Une respiration lourde grésillait dans le combiné.
« Deuxième point : j’ai bloqué ta carte supplémentaire liée à mon compte bancaire. Tu n’as plus aucun accès à mon argent. »
« Tu n’as pas le droit ! C’est le budget familial ! »
« C’est mon budget. Et troisièmement, la partie la plus intéressante : ton précieux bus ? Tu as été licencié. L’ordre a été signé il y a une demi-heure. Licenciement pour manquement à la discipline du travail et pour conduite immorale. Avec ça dans ton dossier, personne ne t’embauchera même pour conduire une navette. »
Oleg se tut. Il était acculé, abasourdi. Il pensait que ce n’était qu’une dispute domestique, quelque chose qu’ils arrangeraient et où il reprendrait sa place de chef. Il ne comprenait pas ce qu’était une réponse systémique.

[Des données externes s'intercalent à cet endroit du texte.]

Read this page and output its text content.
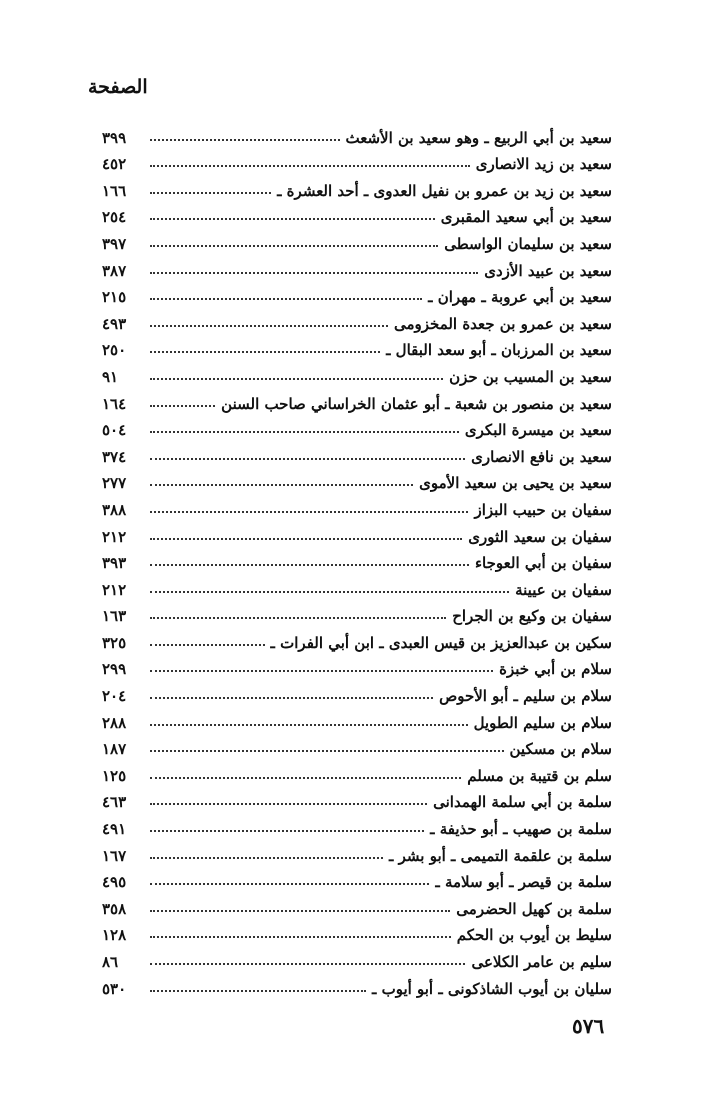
الصفحة
سعيد بن أبي الربيع ـ وهو سعيد بن الأشعث
٣٩٩
سعيد بن زيد الانصارى
٤٥٢
سعيد بن زيد بن عمرو بن نفيل العدوى ـ أحد العشرة ـ
١٦٦
سعيد بن أبي سعيد المقبرى
٢٥٤
سعيد بن سليمان الواسطى
٣٩٧
سعيد بن عبيد الأزدى
٣٨٧
سعيد بن أبي عروبة ـ مهران ـ
٢١٥
سعيد بن عمرو بن جعدة المخزومى
٤٩٣
سعيد بن المرزبان ـ أبو سعد البقال ـ
٢٥٠
سعيد بن المسيب بن حزن
٩١
سعيد بن منصور بن شعبة ـ أبو عثمان الخراساني صاحب السنن
١٦٤
سعيد بن ميسرة البكرى
٥٠٤
سعيد بن نافع الانصارى
٣٧٤
سعيد بن يحيى بن سعيد الأموى
٢٧٧
سفيان بن حبيب البزاز
٣٨٨
سفيان بن سعيد الثورى
٢١٢
سفيان بن أبي العوجاء
٣٩٣
سفيان بن عيينة
٢١٢
سفيان بن وكيع بن الجراح
١٦٣
سكين بن عبدالعزيز بن قيس العبدى ـ ابن أبي الفرات ـ
٣٢٥
سلام بن أبي خبزة
٢٩٩
سلام بن سليم ـ أبو الأحوص
٢٠٤
سلام بن سليم الطويل
٢٨٨
سلام بن مسكين
١٨٧
سلم بن قتيبة بن مسلم
١٢٥
سلمة بن أبي سلمة الهمدانى
٤٦٣
سلمة بن صهيب ـ أبو حذيفة ـ
٤٩١
سلمة بن علقمة التميمى ـ أبو بشر ـ
١٦٧
سلمة بن قيصر ـ أبو سلامة ـ
٤٩٥
سلمة بن كهيل الحضرمى
٣٥٨
سليط بن أيوب بن الحكم
١٢٨
سليم بن عامر الكلاعى
٨٦
سليان بن أيوب الشاذكونى ـ أبو أيوب ـ
٥٣٠
٥٧٦
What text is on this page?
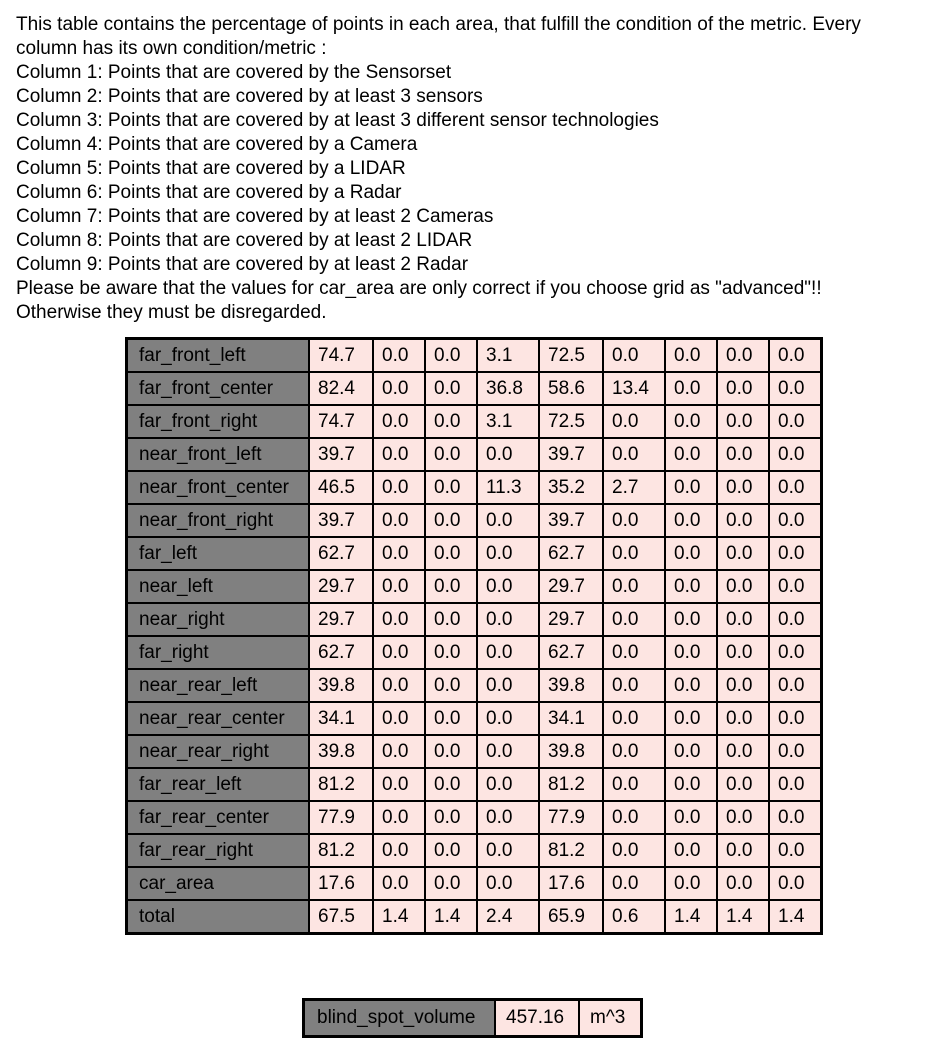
This table contains the percentage of points in each area, that fulfill the condition of the metric. Every column has its own condition/metric :
Column 1: Points that are covered by the Sensorset
Column 2: Points that are covered by at least 3 sensors
Column 3: Points that are covered by at least 3 different sensor technologies
Column 4: Points that are covered by a Camera
Column 5: Points that are covered by a LIDAR
Column 6: Points that are covered by a Radar
Column 7: Points that are covered by at least 2 Cameras
Column 8: Points that are covered by at least 2 LIDAR
Column 9: Points that are covered by at least 2 Radar
Please be aware that the values for car_area are only correct if you choose grid as "advanced"!!
Otherwise they must be disregarded.
far_front_left	74.7	0.0	0.0	3.1	72.5	0.0	0.0	0.0	0.0
far_front_center	82.4	0.0	0.0	36.8	58.6	13.4	0.0	0.0	0.0
far_front_right	74.7	0.0	0.0	3.1	72.5	0.0	0.0	0.0	0.0
near_front_left	39.7	0.0	0.0	0.0	39.7	0.0	0.0	0.0	0.0
near_front_center	46.5	0.0	0.0	11.3	35.2	2.7	0.0	0.0	0.0
near_front_right	39.7	0.0	0.0	0.0	39.7	0.0	0.0	0.0	0.0
far_left	62.7	0.0	0.0	0.0	62.7	0.0	0.0	0.0	0.0
near_left	29.7	0.0	0.0	0.0	29.7	0.0	0.0	0.0	0.0
near_right	29.7	0.0	0.0	0.0	29.7	0.0	0.0	0.0	0.0
far_right	62.7	0.0	0.0	0.0	62.7	0.0	0.0	0.0	0.0
near_rear_left	39.8	0.0	0.0	0.0	39.8	0.0	0.0	0.0	0.0
near_rear_center	34.1	0.0	0.0	0.0	34.1	0.0	0.0	0.0	0.0
near_rear_right	39.8	0.0	0.0	0.0	39.8	0.0	0.0	0.0	0.0
far_rear_left	81.2	0.0	0.0	0.0	81.2	0.0	0.0	0.0	0.0
far_rear_center	77.9	0.0	0.0	0.0	77.9	0.0	0.0	0.0	0.0
far_rear_right	81.2	0.0	0.0	0.0	81.2	0.0	0.0	0.0	0.0
car_area	17.6	0.0	0.0	0.0	17.6	0.0	0.0	0.0	0.0
total	67.5	1.4	1.4	2.4	65.9	0.6	1.4	1.4	1.4
blind_spot_volume	457.16	m^3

« Et une dernière chose, Oleg. Oublie le partage des biens. L’appartement est antérieur au mariage. Pour ce qui est des travaux – tu n’as pas de reçus, et moi j’ai les factures de l’entreprise à mon nom. Tu es ruiné. Tu n’es personne. Tu n’as ni maison, ni travail, ni voiture, ni argent. »
« Zlata… qu’est-ce que tu fais ? C’est moi… » Sa voix se brisa en une plainte aiguë. « Pourquoi ?! Pour une blague au café ?! Tu es un monstre ! »
« Non, chéri », répondit-elle. « Je suis une gestionnaire de crise. Et je viens de liquider une entreprise en faillite appelée notre mariage. »
Zlata raccrocha, retira la carte SIM de son téléphone et la brisa en deux. La petite pièce de plastique tomba dans la poubelle dans un léger clic.
Oleg était assis dans la vieille cuisine de sa mère, tenant un sac de pois surgelés contre son visage. Il fixait le mur d’un œil enflé. La peur lui serrait la gorge comme des tentacules gluants. La veille, il avait barré comme un éléphant blessé, mais maintenant il avait envie de hurler de désespoir. Il était tellement sûr de son impunité, tellement certain de son charme masculin irrésistible. Et à présent, il comprenait enfin : il n’avait été qu’un passager dans un bus qu’elle conduisait depuis le début. Et elle venait de le faire descendre à un arrêt désert, au milieu de la steppe, sans billet de retour.